Que maintenant, partant de la crotte merdique ramassée hors mer à la main par quelque humble bénévole, l’on remonte la chaîne de pollution, on retrouve d’abord le tanker, avec son équipage mondialisé soumis à une exploitation esclavagiste, et à l’occasion largué — « casse-toi, tu pues ! ». Puis le regard s’égare vers de lointains armateurs et affréteurs embusqués en d’anonymes et fuyants bureaux et réfugiés sous pavillons de complaisance — ce n’est pas eux qui iront cracher le morceau ni dans la soupe au fuel. Puis une rumeur quasi mythique rôde autour d’importateurs et de sociétés pétrolières multinationales s’affrontant solidaires dans de planétaires gigantomachies — mais, hélas, plus jamais le président de l’ENI, la société italienne des hydrocarbures, l’agile et hennissant Enrico Mattei, ne pourra nous raconter ces corps à corps des Goules de la Finance, ayant lui laissé sa peau malencontreusement dans un accident d’avion, à croire que les Cinq ou Sept Sœurs pétrolières sont de vraies sorcières semant et balayant leurs routes de cadavres — tandis que sur les bas-côtés, quelques bandes d’honorables politiciens font du stop pour, à l’appel du plus offrant, prendre au plus vite le train de la fortune et du pouvoir. Roulez, tambours médiatiques : nous tenons là un diagramme à peu près complet — un « idéal type », disent les savants — du système capitaliste, mieux : du capitalisme dans son essence, une essence qui irrigue et flambe en jeux tous terrains sur les mots, les merdes, les morts.
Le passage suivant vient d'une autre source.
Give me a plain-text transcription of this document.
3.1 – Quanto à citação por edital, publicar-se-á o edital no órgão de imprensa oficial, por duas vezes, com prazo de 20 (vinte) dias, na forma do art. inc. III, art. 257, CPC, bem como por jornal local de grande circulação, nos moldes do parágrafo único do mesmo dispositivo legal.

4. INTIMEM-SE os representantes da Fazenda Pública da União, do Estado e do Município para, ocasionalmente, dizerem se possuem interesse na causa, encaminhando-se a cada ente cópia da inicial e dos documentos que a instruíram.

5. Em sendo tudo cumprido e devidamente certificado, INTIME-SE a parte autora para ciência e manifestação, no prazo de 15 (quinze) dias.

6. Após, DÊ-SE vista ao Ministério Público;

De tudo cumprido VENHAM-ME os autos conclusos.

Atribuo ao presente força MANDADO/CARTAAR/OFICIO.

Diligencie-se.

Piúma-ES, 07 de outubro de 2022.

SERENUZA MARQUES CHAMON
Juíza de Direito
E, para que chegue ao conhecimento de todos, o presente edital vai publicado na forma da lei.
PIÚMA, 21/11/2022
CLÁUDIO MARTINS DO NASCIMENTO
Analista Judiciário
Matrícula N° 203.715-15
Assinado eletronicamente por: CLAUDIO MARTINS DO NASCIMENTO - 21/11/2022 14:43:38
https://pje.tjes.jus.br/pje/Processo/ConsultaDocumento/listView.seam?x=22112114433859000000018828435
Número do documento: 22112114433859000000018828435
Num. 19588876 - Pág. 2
« Sous les pavés, la plage », rêvaient, plus avec leurs doigts gantés de slogans qu’avec leur cervelle urbaniste, les révoltés de mai 1968. Il n’y a plus de pavés. Et la plage n’est plus ce tapis de sable d’or où l’on s’allonge et dort, corps bercé d’embruns et de rayons — elle est le pot-athanor où l’or du capital se transmute en excrément, le-la vase où le capital-étron fait ses besoins. Jamais Freud, immense rêveur d’urine et de merde (on n’oubliera jamais que la psychanalyse naquit de l’énurésie du petit Sigmund, cf. L’Interprétation des rêves, p. 254-255, nouvelle traduction, PUF, 2003) n’aurait imaginé pareille matérialisation de sa géniale théorie sur l’analité et la symbolique de l’argent dont, pareil au roi Midas qui changeait tout en or, il en échangeait les fabuleux circuits libidinaux (cf. Ernest Borneman, Psychanalyse de l’argent, entre autres le texte de Freud sur « Caractère et érotisme anal », PUF, 1978), ni si concrète et flagrante démonstration de ce que Norman O. Brown nomme, dans Éros et Thanatos, la « vision excrémentielle » de l’histoire.

Tirer la chasse

Toute cette histoire aurait pu ne relever que d’un pittoresque marin et de quelque folklore pétroliférant, si la conjoncture économique, comme disent les spécialistes, n’était venue donner à cette mise en scène excrémentielle un tout autre et bien plus effrayant visage — un visage humain, le visage d’êtres humains traités manipulés comme des déchets. Méta-euphoriques, les patrons parlent de « dégraissage » lorsqu’ils jettent sur le pavé, s’en lavant les mains, telles d’encombrantes eaux grasses, des paquets de salariés. Mais la mode est de plus en plus à la fuite patronale : patrons et repreneurs se retirent puis se tirent, ni vus ni connus, sans tirer la chasse ni laisser d’adresse, emportant ou soldant machines, matériaux, meubles, comptes et l’avenir avec — et c’est ainsi que l’on peut voir, en nombre croissant, abandonnés dispersés tels des détritus, garbage, sur la voie triomphale du Marché über alles, rôder autour de bâtiments échoués pareils à des carcasses de navires des hordes de travailleurs qui regardent, hagards, mutiques, d’entiers pans de leur existence qui partent en fumée ou gisent sur le carreau.